Engineers who work with LEDs, laser diodes, and other types of lasers need to know about the radiation produced at various wavelengths. These optical sources may look monochromatic to the human eye, but they include many wavelengths. To determine the wavelengths and the intensity of light at each one, engineers use an optical spectrum analyzer (OSA). The results show side peaks, wavelength separations, relative intensities, peak broadening, and other characteristics.
  Anyone who has seen a rainbow or colors in a film of oil on water has seen how two effects-refraction and diffraction-separate light into wavelengths. The optical part of an OSA, called a monochromator, works in similar ways. You could use a prism in a monochromator, but a prism attenuates too much light for many measurements, and it doesn't separate wavelengths as well as a diffraction grating (Figure 1).

How does it work?
A grating provides a series of closely spaced parallel grooves on a surface. The spacing causes constructive interference of light that effectively separates the light into a series of reflected beams. (The surfaces of an extremely thin oil film on water produce the same type of constructive interference.) The zero-order beam from a grating reflects the light source, but the 1st-order, 2nd-order, and higher-order beams separate light into wavelengths. A monochromator may scan multiple orders to cover a range of wavelengths.

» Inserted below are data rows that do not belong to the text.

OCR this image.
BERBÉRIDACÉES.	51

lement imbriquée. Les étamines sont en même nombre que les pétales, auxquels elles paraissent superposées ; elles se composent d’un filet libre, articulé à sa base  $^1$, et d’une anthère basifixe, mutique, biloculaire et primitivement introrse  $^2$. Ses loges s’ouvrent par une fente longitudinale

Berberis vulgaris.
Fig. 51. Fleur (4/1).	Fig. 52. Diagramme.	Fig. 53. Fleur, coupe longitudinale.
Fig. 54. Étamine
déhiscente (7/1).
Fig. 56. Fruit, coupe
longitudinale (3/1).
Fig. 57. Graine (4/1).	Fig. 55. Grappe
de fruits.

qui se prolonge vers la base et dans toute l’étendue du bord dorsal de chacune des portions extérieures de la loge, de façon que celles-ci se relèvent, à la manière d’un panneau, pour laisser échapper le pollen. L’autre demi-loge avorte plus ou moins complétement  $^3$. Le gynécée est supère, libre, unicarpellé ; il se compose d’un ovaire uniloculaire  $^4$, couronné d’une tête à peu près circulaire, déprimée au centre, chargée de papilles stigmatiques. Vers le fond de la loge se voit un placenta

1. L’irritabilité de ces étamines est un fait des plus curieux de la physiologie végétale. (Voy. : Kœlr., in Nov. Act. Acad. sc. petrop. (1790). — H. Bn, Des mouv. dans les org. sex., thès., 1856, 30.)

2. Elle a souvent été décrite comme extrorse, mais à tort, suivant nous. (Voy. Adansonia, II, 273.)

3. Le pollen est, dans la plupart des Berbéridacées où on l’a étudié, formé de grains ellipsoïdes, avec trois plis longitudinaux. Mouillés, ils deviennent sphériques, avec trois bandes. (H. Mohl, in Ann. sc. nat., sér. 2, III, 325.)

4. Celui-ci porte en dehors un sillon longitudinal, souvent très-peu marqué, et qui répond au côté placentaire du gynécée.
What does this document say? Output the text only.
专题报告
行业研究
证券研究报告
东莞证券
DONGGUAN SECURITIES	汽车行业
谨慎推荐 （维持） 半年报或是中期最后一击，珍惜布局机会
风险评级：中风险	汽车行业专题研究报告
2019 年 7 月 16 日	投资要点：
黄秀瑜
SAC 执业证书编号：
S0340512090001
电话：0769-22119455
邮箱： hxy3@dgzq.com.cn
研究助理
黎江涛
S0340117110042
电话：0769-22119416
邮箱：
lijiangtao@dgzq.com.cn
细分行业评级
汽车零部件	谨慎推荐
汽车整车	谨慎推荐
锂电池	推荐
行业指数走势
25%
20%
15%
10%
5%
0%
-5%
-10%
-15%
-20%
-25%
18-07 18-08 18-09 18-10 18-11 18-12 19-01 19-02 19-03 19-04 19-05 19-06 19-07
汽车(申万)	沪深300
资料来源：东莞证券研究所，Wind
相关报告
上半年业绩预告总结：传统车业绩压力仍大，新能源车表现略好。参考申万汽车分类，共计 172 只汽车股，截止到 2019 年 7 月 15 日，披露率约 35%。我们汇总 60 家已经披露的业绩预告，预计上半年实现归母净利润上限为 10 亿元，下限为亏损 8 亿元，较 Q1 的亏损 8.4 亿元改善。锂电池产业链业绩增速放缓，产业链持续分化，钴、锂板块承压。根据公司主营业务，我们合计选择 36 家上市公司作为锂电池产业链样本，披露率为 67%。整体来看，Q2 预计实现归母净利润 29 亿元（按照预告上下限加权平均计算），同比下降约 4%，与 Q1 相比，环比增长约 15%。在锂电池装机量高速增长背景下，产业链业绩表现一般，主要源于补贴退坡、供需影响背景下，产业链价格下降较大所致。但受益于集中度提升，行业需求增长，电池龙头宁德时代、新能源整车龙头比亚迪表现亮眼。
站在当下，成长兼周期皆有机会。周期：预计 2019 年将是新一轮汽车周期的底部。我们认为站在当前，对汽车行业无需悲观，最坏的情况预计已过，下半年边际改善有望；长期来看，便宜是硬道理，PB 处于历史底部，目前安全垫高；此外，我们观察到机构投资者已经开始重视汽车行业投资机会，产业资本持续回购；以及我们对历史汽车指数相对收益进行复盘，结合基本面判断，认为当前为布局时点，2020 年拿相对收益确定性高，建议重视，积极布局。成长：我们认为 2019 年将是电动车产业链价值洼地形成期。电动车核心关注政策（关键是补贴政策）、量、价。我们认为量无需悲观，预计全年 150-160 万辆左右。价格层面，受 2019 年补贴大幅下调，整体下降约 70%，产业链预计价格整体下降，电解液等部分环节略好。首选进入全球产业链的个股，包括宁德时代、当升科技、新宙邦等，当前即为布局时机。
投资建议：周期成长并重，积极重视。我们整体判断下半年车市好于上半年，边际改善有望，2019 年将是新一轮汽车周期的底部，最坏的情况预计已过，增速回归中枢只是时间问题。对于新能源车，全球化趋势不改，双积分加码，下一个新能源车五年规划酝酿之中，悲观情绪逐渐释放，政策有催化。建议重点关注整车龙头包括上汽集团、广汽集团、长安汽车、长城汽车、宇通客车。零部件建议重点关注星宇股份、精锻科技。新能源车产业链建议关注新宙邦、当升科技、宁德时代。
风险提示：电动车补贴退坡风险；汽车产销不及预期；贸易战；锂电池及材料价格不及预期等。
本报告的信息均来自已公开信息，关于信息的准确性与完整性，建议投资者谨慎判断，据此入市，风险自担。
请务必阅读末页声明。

  One unique monochromator design, featured in the Agilent 86140B OSA, provides a single grating, but it uses the grating twice. As shown in Figure 2, light (path 1) enters the monochromator and gets diffracted by the grating (path 2). A band of wavelengths pass through an adjustable aperture-in effect a filter-that lets an OSA user select bandwidths from 0.06 nm to 10 nm in several steps. Now comes the clever part: A mirror reflects light in the selected bandwidth back to the grating that recombines the wavelengths into a single beam that duplicates the geometry of the input light beam. An optical fiber gathers the light and transports it to a photodetector.
  The OSA provides the electronics and mechanical components that "sweep" the monochromator's diffraction grating across the wavelength span of interest while an ADC measures light intensity. The instrument plots intensity vs. wavelength data. Not all OSAs rely on diffraction gratings, however. Some employ Fabry-Perot or Michelson interferometers. An application usually dictates which type of OSA best suits the measurements of interest.